Fuzion Frenzy 2 is the sequel to the moderately successful 2001 game; a game that Bill Gates called his favorite original Xbox title. If you've played Mario Party or any other multiplayer mini-game collections then you will feel right at home with Fuzion Frenzy 2, this is basically a collection of 40 mini-games that are instantly forgettable. Despite the overwhelming power of the Xbox 360, Fuzion Frenzy 2 ends up feeling dated and insignificant, especially when compared to other recently released Microsoft games (like Gears of War or Viva Pi?ata).

You play Fuzion Frenzy 2 with four people (either real people or computer-controlled characters); all players are racing to win the most mini-games and rack up as many points as possible in order to win the game. Instead of different game boards, you have to travel from one planet to another in order to engage in a new collection of mini-games. Each of the planets has its own distinct style, such as the Blazer (a level engulfed in hot, hot magma), Moisture (a level full of water sports), and Icicle (the ice level). Earth, Machina, Eternite and Amuseth round out the planets, each of them limited to only five or six games each.

In each of the planets you play four mini-games, depending on how well you do you will receive a set amount of points (10 for first place, 6 for second, and so on), the person who has the most points at the end of all four rounds will be named the winner and be able to choose the next planet. But there's more to this game than just winning mini-games, you will also be given special cards that multiply your score, steal other people's multipliers or reverse your competitor's multipliers. Learning when to use these special cards is just as important as learning how to play the mini-games, rounds are often won or lost based entirely on card management.

While I like the direction Hudson is going with these special cards, it's too easy for a player to dominate the round to the point where nobody will be able to catch up to them. A perfect example of this is when a player wins the first mini-game and uses a "x6" multiplier, which means that the player will have a sixty point lead from the very first game, something that is practically impossible to overcome no matter how good you are. This scenario happens far more often than you would think, which only leads to a lot of frustrating rounds where it doesn't matter what you do.

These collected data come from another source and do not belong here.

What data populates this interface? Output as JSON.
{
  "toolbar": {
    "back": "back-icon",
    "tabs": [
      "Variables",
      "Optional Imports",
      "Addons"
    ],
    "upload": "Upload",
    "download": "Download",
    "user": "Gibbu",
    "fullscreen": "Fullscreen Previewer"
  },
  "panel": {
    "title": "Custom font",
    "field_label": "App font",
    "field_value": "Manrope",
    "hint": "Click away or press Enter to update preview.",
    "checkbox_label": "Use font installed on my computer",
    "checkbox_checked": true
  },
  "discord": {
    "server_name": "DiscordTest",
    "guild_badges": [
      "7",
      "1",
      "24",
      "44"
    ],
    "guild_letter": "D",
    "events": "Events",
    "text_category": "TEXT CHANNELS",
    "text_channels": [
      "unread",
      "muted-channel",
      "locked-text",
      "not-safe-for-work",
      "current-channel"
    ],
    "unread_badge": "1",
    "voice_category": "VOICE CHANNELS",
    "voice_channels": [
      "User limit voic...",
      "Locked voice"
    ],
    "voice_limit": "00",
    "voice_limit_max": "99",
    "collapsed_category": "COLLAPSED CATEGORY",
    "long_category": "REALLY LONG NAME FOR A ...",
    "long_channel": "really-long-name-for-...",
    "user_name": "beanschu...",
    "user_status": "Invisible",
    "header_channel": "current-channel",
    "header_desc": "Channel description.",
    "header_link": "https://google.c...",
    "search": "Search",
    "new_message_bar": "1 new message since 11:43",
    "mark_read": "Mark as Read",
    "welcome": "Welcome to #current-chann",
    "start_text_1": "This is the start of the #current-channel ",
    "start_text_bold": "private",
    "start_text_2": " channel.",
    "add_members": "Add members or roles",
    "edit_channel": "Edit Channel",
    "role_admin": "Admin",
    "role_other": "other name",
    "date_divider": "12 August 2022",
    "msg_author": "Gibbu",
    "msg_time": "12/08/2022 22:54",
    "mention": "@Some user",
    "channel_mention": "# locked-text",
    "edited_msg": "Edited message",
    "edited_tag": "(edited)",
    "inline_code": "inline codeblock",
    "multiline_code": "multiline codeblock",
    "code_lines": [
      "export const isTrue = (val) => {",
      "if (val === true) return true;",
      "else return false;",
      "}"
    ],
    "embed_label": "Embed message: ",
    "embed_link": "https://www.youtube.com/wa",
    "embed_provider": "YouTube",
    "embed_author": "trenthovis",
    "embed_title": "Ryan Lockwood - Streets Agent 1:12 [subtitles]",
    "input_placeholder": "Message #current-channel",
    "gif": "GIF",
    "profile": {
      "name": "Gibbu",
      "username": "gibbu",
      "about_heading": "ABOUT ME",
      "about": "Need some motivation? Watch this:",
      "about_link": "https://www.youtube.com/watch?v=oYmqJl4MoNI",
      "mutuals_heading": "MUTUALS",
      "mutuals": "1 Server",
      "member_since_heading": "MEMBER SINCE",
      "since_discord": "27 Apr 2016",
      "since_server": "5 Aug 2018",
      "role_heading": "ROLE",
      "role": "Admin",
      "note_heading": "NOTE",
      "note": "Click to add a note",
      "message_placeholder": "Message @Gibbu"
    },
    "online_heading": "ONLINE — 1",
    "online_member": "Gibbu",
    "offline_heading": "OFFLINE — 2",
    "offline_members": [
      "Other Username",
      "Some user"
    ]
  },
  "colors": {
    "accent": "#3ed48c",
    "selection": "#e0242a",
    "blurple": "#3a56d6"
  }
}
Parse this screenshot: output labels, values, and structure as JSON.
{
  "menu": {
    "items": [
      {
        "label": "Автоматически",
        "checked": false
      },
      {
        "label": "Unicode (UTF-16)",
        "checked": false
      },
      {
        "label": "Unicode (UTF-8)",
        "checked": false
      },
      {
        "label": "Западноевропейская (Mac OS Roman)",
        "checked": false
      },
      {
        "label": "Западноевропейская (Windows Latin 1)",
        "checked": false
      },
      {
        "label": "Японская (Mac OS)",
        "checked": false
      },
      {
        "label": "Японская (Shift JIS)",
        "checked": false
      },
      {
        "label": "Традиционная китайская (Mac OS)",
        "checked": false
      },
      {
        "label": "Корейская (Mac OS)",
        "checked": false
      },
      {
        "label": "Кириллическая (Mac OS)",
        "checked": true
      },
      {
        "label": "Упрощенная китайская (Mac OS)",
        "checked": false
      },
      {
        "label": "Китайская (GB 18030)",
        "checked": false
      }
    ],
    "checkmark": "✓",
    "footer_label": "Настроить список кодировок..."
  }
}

While I'm complaining, it's easy to be disappointed by the lackluster collection of mini-games. A title like this lives or dies based solely on the quality of the mini-games, and there's no denying that these are pretty bad. While there are 40 different games, there isn't a whole lot of variety at play here. You'll find at least five different mini-games where it's your job to beat somebody else up, or a bunch of games revolving around pushing buttons as fast as you can, or all of the levels that have you collecting coins. There are a few mini-games that are different from the rest (such as one where you have to jump over laser hurdles, one where you are driving Tron-style motorcycles with walls coming from behind them, and one where you play a futuristic game of basketball), but none of the games are very memorable. That's not to say you won't have fun playing some of these mini-games with three other friends, but it's impossible to compare this game's paltry collection of activities to that of Mario Party or other established "party" games.